Midnight
by FabianRutterFan
Summary: "I gave you my heart and you gave me goodbye." Peddie song fic. Rated T for language.


**New story time! Yay! This one is based before Peddie got back together, 'cause it's a Peddie makeup ... hope you like it! I don't own House of Anubis. Wish I did. - Sydney**

_Midnight rolls around, and I'm still feeling down. After all that love we found, why did you break it? You forgot the damn excuse, and I'm still hung up on you. Can you just tell me the truth? My heart ain't vacant. _

Every night, I stayed up until midnight thinking about Patricia. Or Yacker. Or Hermione - no matter what I called her, I still wished I could call her those names while she's mine. I couldn't figure out why Patricia broke up with me, since she never actually told me why she did, she didn't even give an excuse.

_Now I lie in bed, and you're in my head. I've got nothing to lose, I can see your tattoos. When you broke my heart, girl, you made a couple scars, your name's written in my stars. _

I couldn't get her out of my head. When I fell asleep at night, I dreamt about her and I hanging out on the California beaches over the Summer, and her small tattoo reading lyrics from a Sick Puppies song just above her hip.

_You and me were supposed to be forever!
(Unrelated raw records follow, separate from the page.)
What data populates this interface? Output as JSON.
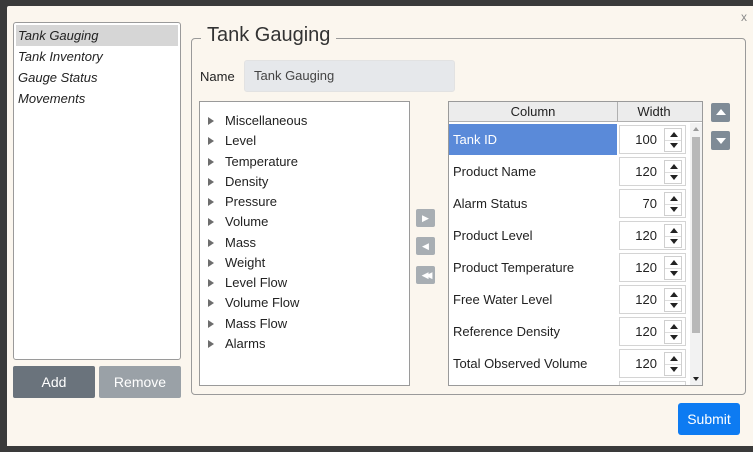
{
  "window": {
    "close_glyph": "x"
  },
  "left_list": {
    "items": [
      {
        "label": "Tank Gauging",
        "selected": true
      },
      {
        "label": "Tank Inventory"
      },
      {
        "label": "Gauge Status"
      },
      {
        "label": "Movements"
      }
    ],
    "add_label": "Add",
    "remove_label": "Remove"
  },
  "group": {
    "title": "Tank Gauging",
    "name_label": "Name",
    "name_value": "Tank Gauging"
  },
  "tree": {
    "items": [
      "Miscellaneous",
      "Level",
      "Temperature",
      "Density",
      "Pressure",
      "Volume",
      "Mass",
      "Weight",
      "Level Flow",
      "Volume Flow",
      "Mass Flow",
      "Alarms"
    ]
  },
  "grid": {
    "headers": {
      "column": "Column",
      "width": "Width"
    },
    "rows": [
      {
        "name": "Tank ID",
        "width": "100",
        "selected": true
      },
      {
        "name": "Product Name",
        "width": "120"
      },
      {
        "name": "Alarm Status",
        "width": "70"
      },
      {
        "name": "Product Level",
        "width": "120"
      },
      {
        "name": "Product Temperature",
        "width": "120"
      },
      {
        "name": "Free Water Level",
        "width": "120"
      },
      {
        "name": "Reference Density",
        "width": "120"
      },
      {
        "name": "Total Observed Volume",
        "width": "120"
      }
    ]
  },
  "actions": {
    "submit_label": "Submit"
  },
  "colors": {
    "selected_row": "#5a8ad9",
    "submit": "#0d7bf2",
    "add_button": "#6a737c",
    "remove_button": "#9aa1a7"
  }
}
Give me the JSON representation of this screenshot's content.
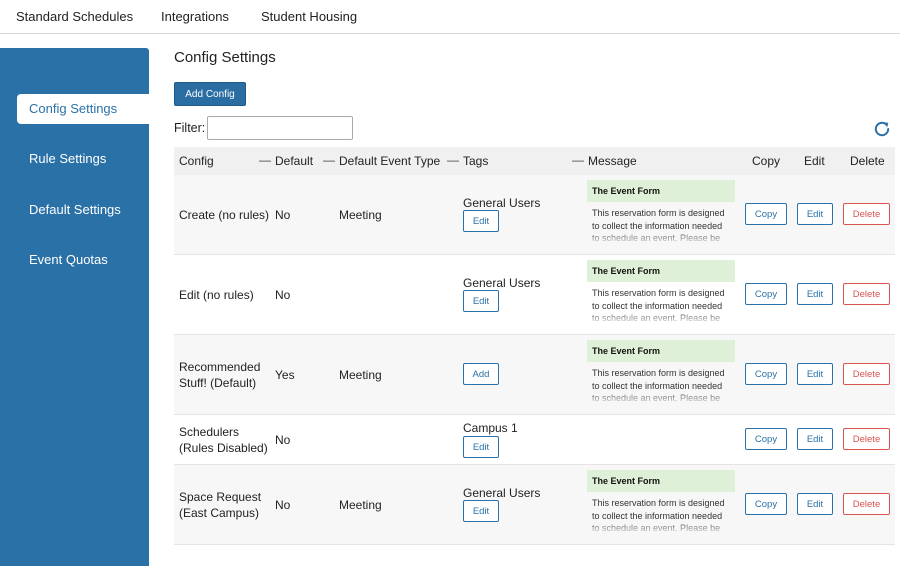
{
  "topnav": {
    "tabs": [
      {
        "label": "Standard Schedules"
      },
      {
        "label": "Integrations"
      },
      {
        "label": "Student Housing"
      }
    ]
  },
  "sidebar": {
    "items": [
      {
        "label": "Config Settings",
        "active": true
      },
      {
        "label": "Rule Settings"
      },
      {
        "label": "Default Settings"
      },
      {
        "label": "Event Quotas"
      }
    ]
  },
  "page": {
    "title": "Config Settings",
    "add_button": "Add Config",
    "filter_label": "Filter:",
    "filter_value": "",
    "refresh_icon": "refresh-icon"
  },
  "table": {
    "headers": {
      "config": "Config",
      "default": "Default",
      "default_event_type": "Default Event Type",
      "tags": "Tags",
      "message": "Message",
      "copy": "Copy",
      "edit": "Edit",
      "delete": "Delete",
      "sort_mark": "—"
    },
    "rows": [
      {
        "config": "Create (no rules)",
        "default": "No",
        "event_type": "Meeting",
        "tag": "General Users",
        "tag_button": "Edit",
        "msg_title": "The Event Form",
        "msg_body": "This reservation form is designed to collect the information needed to schedule an event. Please be as",
        "copy": "Copy",
        "edit": "Edit",
        "delete": "Delete"
      },
      {
        "config": "Edit (no rules)",
        "default": "No",
        "event_type": "",
        "tag": "General Users",
        "tag_button": "Edit",
        "msg_title": "The Event Form",
        "msg_body": "This reservation form is designed to collect the information needed to schedule an event. Please be as",
        "copy": "Copy",
        "edit": "Edit",
        "delete": "Delete"
      },
      {
        "config": "Recommended Stuff! (Default)",
        "default": "Yes",
        "event_type": "Meeting",
        "tag": "",
        "tag_button": "Add",
        "msg_title": "The Event Form",
        "msg_body": "This reservation form is designed to collect the information needed to schedule an event. Please be as",
        "copy": "Copy",
        "edit": "Edit",
        "delete": "Delete"
      },
      {
        "config": "Schedulers (Rules Disabled)",
        "default": "No",
        "event_type": "",
        "tag": "Campus 1",
        "tag_button": "Edit",
        "msg_title": "",
        "msg_body": "",
        "copy": "Copy",
        "edit": "Edit",
        "delete": "Delete"
      },
      {
        "config": "Space Request (East Campus)",
        "default": "No",
        "event_type": "Meeting",
        "tag": "General Users",
        "tag_button": "Edit",
        "msg_title": "The Event Form",
        "msg_body": "This reservation form is designed to collect the information needed to schedule an event. Please be as",
        "copy": "Copy",
        "edit": "Edit",
        "delete": "Delete"
      }
    ]
  },
  "colors": {
    "brand_blue": "#2a71a7",
    "danger": "#d9534f",
    "message_header_bg": "#dff0d8"
  }
}
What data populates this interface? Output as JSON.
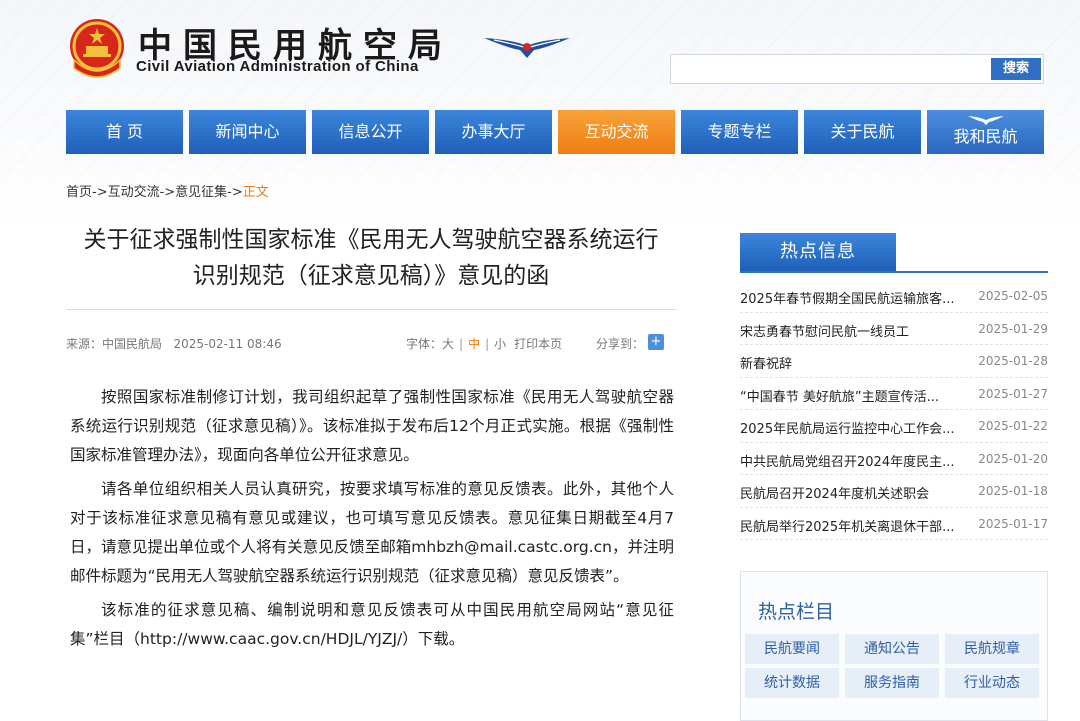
{
  "header": {
    "title_cn": "中国民用航空局",
    "title_en": "Civil Aviation Administration of China",
    "search_placeholder": "",
    "search_button": "搜索"
  },
  "nav": [
    {
      "label": "首 页"
    },
    {
      "label": "新闻中心"
    },
    {
      "label": "信息公开"
    },
    {
      "label": "办事大厅"
    },
    {
      "label": "互动交流",
      "active": true
    },
    {
      "label": "专题专栏"
    },
    {
      "label": "关于民航"
    },
    {
      "label": "我和民航"
    }
  ],
  "breadcrumb": {
    "path": "首页->互动交流->意见征集->",
    "current": "正文"
  },
  "article": {
    "title_line1": "关于征求强制性国家标准《民用无人驾驶航空器系统运行",
    "title_line2": "识别规范（征求意见稿）》意见的函",
    "meta": "来源：中国民航局   2025-02-11 08:46",
    "font_label": "字体：",
    "font_large": "大",
    "font_medium": "中",
    "font_small": "小",
    "print": "打印本页",
    "share": "分享到：",
    "paragraphs": [
      "按照国家标准制修订计划，我司组织起草了强制性国家标准《民用无人驾驶航空器系统运行识别规范（征求意见稿）》。该标准拟于发布后12个月正式实施。根据《强制性国家标准管理办法》，现面向各单位公开征求意见。",
      "请各单位组织相关人员认真研究，按要求填写标准的意见反馈表。此外，其他个人对于该标准征求意见稿有意见或建议，也可填写意见反馈表。意见征集日期截至4月7日，请意见提出单位或个人将有关意见反馈至邮箱mhbzh@mail.castc.org.cn，并注明邮件标题为“民用无人驾驶航空器系统运行识别规范（征求意见稿）意见反馈表”。",
      "该标准的征求意见稿、编制说明和意见反馈表可从中国民用航空局网站“意见征集”栏目（http://www.caac.gov.cn/HDJL/YJZJ/）下载。"
    ]
  },
  "hot_info": {
    "title": "热点信息",
    "items": [
      {
        "title": "2025年春节假期全国民航运输旅客...",
        "date": "2025-02-05"
      },
      {
        "title": "宋志勇春节慰问民航一线员工",
        "date": "2025-01-29"
      },
      {
        "title": "新春祝辞",
        "date": "2025-01-28"
      },
      {
        "title": "“中国春节 美好航旅”主题宣传活...",
        "date": "2025-01-27"
      },
      {
        "title": "2025年民航局运行监控中心工作会...",
        "date": "2025-01-22"
      },
      {
        "title": "中共民航局党组召开2024年度民主...",
        "date": "2025-01-20"
      },
      {
        "title": "民航局召开2024年度机关述职会",
        "date": "2025-01-18"
      },
      {
        "title": "民航局举行2025年机关离退休干部...",
        "date": "2025-01-17"
      }
    ]
  },
  "hot_columns": {
    "title": "热点栏目",
    "items": [
      "民航要闻",
      "通知公告",
      "民航规章",
      "统计数据",
      "服务指南",
      "行业动态"
    ]
  }
}
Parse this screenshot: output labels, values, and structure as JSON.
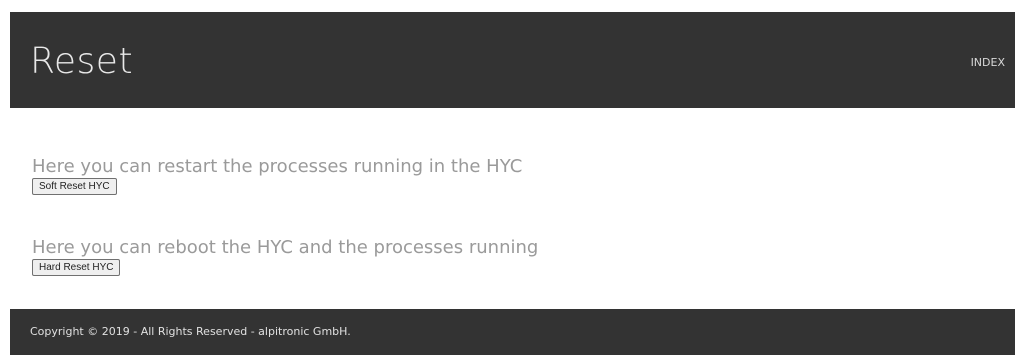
{
  "header": {
    "title": "Reset",
    "nav_link": "INDEX"
  },
  "sections": [
    {
      "description": "Here you can restart the processes running in the HYC",
      "button_label": "Soft Reset HYC"
    },
    {
      "description": "Here you can reboot the HYC and the processes running",
      "button_label": "Hard Reset HYC"
    }
  ],
  "footer": {
    "copyright": "Copyright © 2019 - All Rights Reserved - alpitronic GmbH."
  },
  "colors": {
    "header_bg": "#333333",
    "footer_bg": "#333333",
    "description_text": "#9a9a9a"
  }
}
I can't let go, I'm not getting any better. I'm still awake, I'm not getting any sleep, you promised that you'd always be with me. And as my heart breaks for the final time, I'm over here wishing that you were still mine. _

Patricia and I were the kind of couple that could last forever, so I thought. I couldn't let go of her, no matter what I did. Before she came to visit me in California, Patricia told me that she'd stay with me forever. I guess forever isn't a long time for her.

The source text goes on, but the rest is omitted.